Konkret gibt rund die Hälfte der 1.000 Befragten an, für Bio-Produkte, Erzeugnisse aus der Region oder fair gehandelte Waren tiefer ins Geldbörserl zu greifen. Besonders Regionalität nimmt beim Einkauf einen hohen Stellenwert ein: 52% sind bereit, für Produkte aus der Region zu überzahlen.
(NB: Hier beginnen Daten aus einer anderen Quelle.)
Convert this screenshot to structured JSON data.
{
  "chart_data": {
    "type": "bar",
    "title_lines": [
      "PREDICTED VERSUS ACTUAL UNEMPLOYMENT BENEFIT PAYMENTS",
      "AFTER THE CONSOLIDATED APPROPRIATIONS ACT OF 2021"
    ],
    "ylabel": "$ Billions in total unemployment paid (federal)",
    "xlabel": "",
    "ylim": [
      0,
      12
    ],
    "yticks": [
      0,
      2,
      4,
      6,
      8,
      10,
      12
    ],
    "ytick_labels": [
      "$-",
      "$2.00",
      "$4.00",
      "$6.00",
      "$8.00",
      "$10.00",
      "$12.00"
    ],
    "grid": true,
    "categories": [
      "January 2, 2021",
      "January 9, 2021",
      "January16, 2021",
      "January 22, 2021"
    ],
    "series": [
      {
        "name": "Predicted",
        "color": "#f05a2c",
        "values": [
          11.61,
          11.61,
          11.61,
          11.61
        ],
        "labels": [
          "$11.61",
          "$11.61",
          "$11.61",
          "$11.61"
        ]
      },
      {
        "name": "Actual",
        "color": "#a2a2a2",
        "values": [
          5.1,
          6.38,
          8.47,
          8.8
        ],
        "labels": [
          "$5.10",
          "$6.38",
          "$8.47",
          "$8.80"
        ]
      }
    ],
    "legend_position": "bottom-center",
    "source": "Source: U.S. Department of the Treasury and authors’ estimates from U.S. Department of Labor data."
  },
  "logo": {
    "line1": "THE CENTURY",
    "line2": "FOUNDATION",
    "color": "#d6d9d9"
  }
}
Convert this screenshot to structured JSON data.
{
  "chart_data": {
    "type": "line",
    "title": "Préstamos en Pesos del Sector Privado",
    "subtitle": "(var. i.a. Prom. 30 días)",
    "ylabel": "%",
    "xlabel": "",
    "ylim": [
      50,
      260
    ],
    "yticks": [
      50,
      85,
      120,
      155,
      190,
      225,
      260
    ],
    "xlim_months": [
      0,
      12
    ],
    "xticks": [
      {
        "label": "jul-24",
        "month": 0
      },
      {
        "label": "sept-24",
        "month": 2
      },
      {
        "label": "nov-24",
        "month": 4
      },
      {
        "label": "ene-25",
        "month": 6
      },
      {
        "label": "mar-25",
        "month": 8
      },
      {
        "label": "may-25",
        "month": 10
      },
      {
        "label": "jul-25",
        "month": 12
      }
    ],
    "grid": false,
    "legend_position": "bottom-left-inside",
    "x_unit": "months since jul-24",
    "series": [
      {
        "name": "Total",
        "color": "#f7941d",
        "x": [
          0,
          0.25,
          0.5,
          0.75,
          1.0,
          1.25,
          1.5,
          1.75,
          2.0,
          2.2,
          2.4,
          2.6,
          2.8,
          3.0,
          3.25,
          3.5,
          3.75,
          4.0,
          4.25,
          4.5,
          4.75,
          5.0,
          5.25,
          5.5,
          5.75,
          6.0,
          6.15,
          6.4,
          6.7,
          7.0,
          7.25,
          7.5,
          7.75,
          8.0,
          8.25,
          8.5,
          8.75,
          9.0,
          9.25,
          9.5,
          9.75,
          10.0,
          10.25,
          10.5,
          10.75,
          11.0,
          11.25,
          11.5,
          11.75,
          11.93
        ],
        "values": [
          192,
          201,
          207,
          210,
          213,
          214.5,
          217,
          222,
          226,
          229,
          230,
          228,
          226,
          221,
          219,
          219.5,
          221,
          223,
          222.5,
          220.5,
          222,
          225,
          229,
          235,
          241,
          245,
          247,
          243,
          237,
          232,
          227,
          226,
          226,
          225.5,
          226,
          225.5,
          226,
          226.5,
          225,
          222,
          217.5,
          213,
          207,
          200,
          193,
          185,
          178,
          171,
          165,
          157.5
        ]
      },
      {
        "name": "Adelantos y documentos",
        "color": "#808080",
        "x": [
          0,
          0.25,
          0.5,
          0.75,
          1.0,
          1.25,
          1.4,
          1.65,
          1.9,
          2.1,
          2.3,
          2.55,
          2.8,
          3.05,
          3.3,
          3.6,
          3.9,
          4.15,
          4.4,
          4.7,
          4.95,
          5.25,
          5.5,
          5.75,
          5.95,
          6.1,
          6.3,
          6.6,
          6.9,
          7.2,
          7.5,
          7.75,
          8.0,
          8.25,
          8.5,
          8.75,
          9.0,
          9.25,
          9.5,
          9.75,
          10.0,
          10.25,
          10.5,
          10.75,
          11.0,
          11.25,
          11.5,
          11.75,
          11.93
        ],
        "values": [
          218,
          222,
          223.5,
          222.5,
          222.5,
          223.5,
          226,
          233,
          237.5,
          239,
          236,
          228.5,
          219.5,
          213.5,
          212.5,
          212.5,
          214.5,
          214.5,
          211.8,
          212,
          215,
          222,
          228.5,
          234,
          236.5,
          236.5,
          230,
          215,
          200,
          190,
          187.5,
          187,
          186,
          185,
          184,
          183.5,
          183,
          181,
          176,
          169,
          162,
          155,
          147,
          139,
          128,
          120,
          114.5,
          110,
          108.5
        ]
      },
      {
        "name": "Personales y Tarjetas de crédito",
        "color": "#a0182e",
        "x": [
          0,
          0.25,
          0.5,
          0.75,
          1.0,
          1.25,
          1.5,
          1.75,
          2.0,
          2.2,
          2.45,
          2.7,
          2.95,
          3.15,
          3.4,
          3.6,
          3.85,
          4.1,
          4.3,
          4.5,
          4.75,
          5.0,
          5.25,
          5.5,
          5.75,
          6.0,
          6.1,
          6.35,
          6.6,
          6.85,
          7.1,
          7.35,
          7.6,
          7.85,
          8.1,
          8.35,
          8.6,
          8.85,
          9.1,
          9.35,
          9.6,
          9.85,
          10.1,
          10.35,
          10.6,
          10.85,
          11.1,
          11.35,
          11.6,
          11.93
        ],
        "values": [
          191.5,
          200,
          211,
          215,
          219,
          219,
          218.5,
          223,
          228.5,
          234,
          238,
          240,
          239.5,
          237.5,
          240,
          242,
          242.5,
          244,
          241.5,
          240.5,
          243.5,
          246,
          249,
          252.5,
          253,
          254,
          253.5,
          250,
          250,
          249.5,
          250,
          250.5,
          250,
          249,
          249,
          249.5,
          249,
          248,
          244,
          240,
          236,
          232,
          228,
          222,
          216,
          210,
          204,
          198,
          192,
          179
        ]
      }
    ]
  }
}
Ein Drittel ist resignativ

Immerhin ein gutes Drittel (34%) ist der Ansicht, dass nachhaltige Bemühungen von Einzelnen und auf lokaler Ebene sowieso nichts bewirken. Produzenten und Lieferanten sowie die Politik werden am stärksten als Verantwortungsträger für Nachhaltigkeit gesehen. Will: „Nicht alles können die Verbraucherinnen und Verbraucher selbst bestimmen, oft stehen die Rahmenbedingungen einem nachhaltigeren Konsum entgegen. Wirtschaft und öffentliche Hand haben eine wichtige Hebelwirkung für nachhaltige Produkte und Dienstleistungen. Wir alle sind gefordert, die notwendigen Weichenstellungen voranzutreiben, damit die Menschen nachhaltiger konsumieren können.”

Ball liegt bei den Händlern

Auch für Martin Unger, Leiter des Sektors Konsumgüter und Handel bei EY Österreich, bleibt der Ball bei den Unternehmen: „Im aktuellen Wirtschaftsumfeld ist es zwar bemerkenswert, dass Nachhaltigkeit in den Köpfen der Menschen einen so hohen Stellenwert genießt und sich im Vergleich zu 2021 wenig verändert hat. Trotzdem zeigen die Zahlen eindeutig: Es müssen deutlichere Anreize geschaffen werden, damit Nachhaltigkeit für die breite Masse leistbar bleibt.”

Der Handel habe in den kommenden Jahren „gewaltige regulatorische Anforderungen zu erfüllen”, erinnert Unger daran, dass Druck auf Unternehmen nicht nur in Form veränderter Konsumentenerwartungen daherkommt. Ob Einwegpfand, Mehrwegquote oder Lieferkettengesetz: Die zunehmende unternehmerische Ausrichtung auf Kreislaufwirtschaft ist keine Option, sondern gesetzlich auferlegt.
Unger: „Eine Empfehlung, die mir am Herzen liegt, ist, Nachhaltigkeit nicht als von der Unternehmensstrategie separiert zu sehen, sondern sie zu integrieren.” Dabei ortet er durchaus einen Bedarf in der Präzisierung der Ziele, denn: „Der Konsument wünscht sich klare, glaubwürdige Nachhaltigkeitskommunikation.”